Burada kim haklı meselesine girmeden tipik Batılı ve özellikle Amerikan tarzı küçümseyici bir tür oryantalistçe İslam dünyası yaklaşımı, algısı ortaya seriliyor. Düşmanlık ve çatışmacılığın kaynağı Müslümanlar ise karşı tarafa da buna göre pozisyon almayı telkin eden ve her türlü “önlem” ve “yaptırım”ı de meşrulaştıran bir tavır söz konusu demektir.

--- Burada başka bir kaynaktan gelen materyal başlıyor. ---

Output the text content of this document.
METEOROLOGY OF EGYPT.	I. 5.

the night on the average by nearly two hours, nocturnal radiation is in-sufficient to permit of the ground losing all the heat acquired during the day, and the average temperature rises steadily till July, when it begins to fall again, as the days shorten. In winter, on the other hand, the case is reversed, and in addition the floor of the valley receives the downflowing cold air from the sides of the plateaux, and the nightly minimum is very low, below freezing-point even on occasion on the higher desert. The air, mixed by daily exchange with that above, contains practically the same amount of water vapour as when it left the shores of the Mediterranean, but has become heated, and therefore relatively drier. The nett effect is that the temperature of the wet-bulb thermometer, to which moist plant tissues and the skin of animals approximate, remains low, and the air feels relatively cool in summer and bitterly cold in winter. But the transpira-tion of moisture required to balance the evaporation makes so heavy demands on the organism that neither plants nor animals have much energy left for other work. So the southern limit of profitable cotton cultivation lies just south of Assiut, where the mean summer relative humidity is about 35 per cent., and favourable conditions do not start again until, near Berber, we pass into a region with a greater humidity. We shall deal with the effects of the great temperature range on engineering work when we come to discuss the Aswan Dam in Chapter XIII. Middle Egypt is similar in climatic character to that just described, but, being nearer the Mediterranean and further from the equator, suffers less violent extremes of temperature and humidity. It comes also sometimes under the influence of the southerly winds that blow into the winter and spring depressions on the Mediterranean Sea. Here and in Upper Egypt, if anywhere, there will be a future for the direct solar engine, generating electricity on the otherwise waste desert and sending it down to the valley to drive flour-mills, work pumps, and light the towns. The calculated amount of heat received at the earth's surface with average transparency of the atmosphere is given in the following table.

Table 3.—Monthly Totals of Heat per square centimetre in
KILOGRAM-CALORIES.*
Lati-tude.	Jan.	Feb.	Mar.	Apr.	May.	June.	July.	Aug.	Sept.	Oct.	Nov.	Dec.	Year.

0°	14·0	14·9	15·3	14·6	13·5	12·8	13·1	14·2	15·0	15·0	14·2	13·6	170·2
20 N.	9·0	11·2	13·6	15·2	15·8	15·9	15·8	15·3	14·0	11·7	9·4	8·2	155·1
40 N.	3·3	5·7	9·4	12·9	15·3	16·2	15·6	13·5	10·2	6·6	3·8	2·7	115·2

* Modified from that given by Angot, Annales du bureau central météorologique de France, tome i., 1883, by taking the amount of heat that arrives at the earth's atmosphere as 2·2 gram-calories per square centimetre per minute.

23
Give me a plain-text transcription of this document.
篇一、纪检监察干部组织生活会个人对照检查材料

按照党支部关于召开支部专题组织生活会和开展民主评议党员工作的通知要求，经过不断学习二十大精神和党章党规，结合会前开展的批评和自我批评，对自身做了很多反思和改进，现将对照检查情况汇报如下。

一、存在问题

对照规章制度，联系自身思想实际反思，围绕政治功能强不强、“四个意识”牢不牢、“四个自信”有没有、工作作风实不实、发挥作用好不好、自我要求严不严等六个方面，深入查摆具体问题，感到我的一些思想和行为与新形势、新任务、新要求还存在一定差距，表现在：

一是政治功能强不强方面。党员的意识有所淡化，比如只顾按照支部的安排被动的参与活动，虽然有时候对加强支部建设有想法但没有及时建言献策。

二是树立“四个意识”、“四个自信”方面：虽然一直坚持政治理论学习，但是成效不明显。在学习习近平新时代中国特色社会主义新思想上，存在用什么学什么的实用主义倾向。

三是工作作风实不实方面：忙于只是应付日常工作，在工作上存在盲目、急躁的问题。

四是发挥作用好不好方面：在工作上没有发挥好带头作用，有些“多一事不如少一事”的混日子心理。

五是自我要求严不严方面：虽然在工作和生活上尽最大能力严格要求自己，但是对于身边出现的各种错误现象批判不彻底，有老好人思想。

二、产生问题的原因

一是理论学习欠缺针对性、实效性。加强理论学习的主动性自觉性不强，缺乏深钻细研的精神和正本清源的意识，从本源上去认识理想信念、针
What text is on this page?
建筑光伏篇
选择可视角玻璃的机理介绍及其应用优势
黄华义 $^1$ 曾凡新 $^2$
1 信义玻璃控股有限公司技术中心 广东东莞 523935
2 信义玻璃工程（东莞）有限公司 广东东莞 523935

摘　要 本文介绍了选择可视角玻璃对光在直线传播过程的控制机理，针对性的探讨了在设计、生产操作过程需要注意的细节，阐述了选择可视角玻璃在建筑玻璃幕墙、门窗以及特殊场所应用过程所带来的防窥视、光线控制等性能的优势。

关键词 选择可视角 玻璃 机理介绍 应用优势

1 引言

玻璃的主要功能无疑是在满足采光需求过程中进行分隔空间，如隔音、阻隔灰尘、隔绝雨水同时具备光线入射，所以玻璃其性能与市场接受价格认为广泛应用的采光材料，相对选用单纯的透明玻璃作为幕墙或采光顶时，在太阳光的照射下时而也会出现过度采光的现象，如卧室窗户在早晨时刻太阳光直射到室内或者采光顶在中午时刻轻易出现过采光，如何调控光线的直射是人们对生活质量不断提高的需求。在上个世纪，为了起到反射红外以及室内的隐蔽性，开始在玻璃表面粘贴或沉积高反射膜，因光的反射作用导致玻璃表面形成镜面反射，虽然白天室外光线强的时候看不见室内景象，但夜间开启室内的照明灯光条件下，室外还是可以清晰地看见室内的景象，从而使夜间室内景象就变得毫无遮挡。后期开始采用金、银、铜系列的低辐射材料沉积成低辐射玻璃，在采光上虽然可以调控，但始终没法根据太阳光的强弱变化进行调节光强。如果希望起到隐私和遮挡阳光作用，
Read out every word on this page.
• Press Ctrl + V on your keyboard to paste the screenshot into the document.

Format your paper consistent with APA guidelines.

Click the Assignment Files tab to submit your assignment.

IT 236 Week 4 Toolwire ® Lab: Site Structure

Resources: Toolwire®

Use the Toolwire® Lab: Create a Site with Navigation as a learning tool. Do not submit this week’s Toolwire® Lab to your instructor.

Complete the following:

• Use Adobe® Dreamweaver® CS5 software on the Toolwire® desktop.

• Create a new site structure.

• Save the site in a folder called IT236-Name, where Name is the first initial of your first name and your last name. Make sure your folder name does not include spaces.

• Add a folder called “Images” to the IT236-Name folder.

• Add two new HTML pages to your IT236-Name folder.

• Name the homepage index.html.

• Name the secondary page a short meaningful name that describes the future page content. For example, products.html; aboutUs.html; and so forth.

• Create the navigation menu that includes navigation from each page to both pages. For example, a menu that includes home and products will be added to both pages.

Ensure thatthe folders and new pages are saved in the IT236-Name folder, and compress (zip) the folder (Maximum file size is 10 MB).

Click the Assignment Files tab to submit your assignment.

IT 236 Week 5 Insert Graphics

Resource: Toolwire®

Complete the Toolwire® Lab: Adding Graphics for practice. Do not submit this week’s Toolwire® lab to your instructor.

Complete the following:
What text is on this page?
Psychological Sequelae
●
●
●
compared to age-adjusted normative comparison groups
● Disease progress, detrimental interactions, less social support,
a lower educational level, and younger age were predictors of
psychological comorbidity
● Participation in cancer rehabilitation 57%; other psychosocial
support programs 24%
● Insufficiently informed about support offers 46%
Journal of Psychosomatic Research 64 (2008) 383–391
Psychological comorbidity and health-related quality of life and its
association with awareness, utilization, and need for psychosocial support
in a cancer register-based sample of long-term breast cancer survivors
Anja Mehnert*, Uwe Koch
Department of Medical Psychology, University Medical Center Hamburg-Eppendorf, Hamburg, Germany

Obama'nın demokrat tavrında gizlenmiş düşmanca bakışın şifreleri ilk konuşmada zaten verilmiş oldu. Bush kadar açık şifrelerle olmasa da daha kibar ama aşağılayıcı bir yaklaşımın ipuçları kendiliğinden ortaya çıkıyor.
Obama'nın bir cümlesinden yola çıkarak Amerika'nın yeni dönem stratejilerini, Ortadoğu ve İslam dünyasına yönelik tutumunu açıklamak mümkün değil. Ancak genel anlamda Amerikan sisteminin özelikleri ve özelde Demokrat Parti siyasetleri ve Obama'nın bu zamana kadar sarf ettiği sözler niyet okumasına gerek kalmayacak kadar netlikte bazı şeyleri tespit etmemize imkan verecektir.
Alt alta yazacak olursak şöyle bir Obama resmi çıkmaktadır:
- Amerikan sistemi ve çıkarları bir başkana bağlı olarak radikal biçimde değişmez. Belki uygulamada yöntem farklılıkları olabilir.
- Bush ve neocon ekibinin tarzından farklı olsa da Obama da Ortadoğu'da işgale dayalı stratejide fazla değişiklik yapmayacak. İşgali ilkesel olarak değil stratejik olarak eleştirdiğini unutmayalım.
- Kudüs'ü İsrail'in ebedi ve bölünmez başkenti olarak kabul ettiğini açıklayan Obama'nın Filistin konusunda hangi barışı ve nasıl bir çözümü getireceğini tahmin etmek zor değil.
- İşkenceden, insan haklarından, barıştan söz eden Obama'nın, mesela, Irak'taki işkenceleri destekleyen eski CIA'li John Brennan'ı terör meseleleriyle ilgili baş danışman ataması bu retoriğin gerçekliği hakkında fikir verebilir.
- Obama'nın merkezi takviye etmeye yönelik demokrat politikalar izleyeceğinin işaretleri Bush ekibinin şahinlerini tasfiye etmeyip etrafında toplamaya başlamasıyla kendini gösterdi.
Tüm bu tespitler Obama'dan öte Amerikan sistemini okumaya yönelik değerlendirilmeli.
'Sıkılı yumruk' imgesi Bush'un 'terörist Müslümanlar' söylemiyle muhteva olarak aynı olmakla beraber ifade ediliş biçimi olarak daha yumuşak bir tarzı simgeler.
Gazze'deki Filistinlilere yumruklarını açın demek İsrail karşısında ağlayarak merhamet dilenin demektir. Afganistan'da, Irak'ta işgal sürerken, dünyanın dört bir tarafında tarihte eşi görülmemiş bir şekilde askeri üsler kurulmaya devam ederken kimin yumruğunu kimin üstünden çekmesi gerektiği yeniden sorgulanmalı.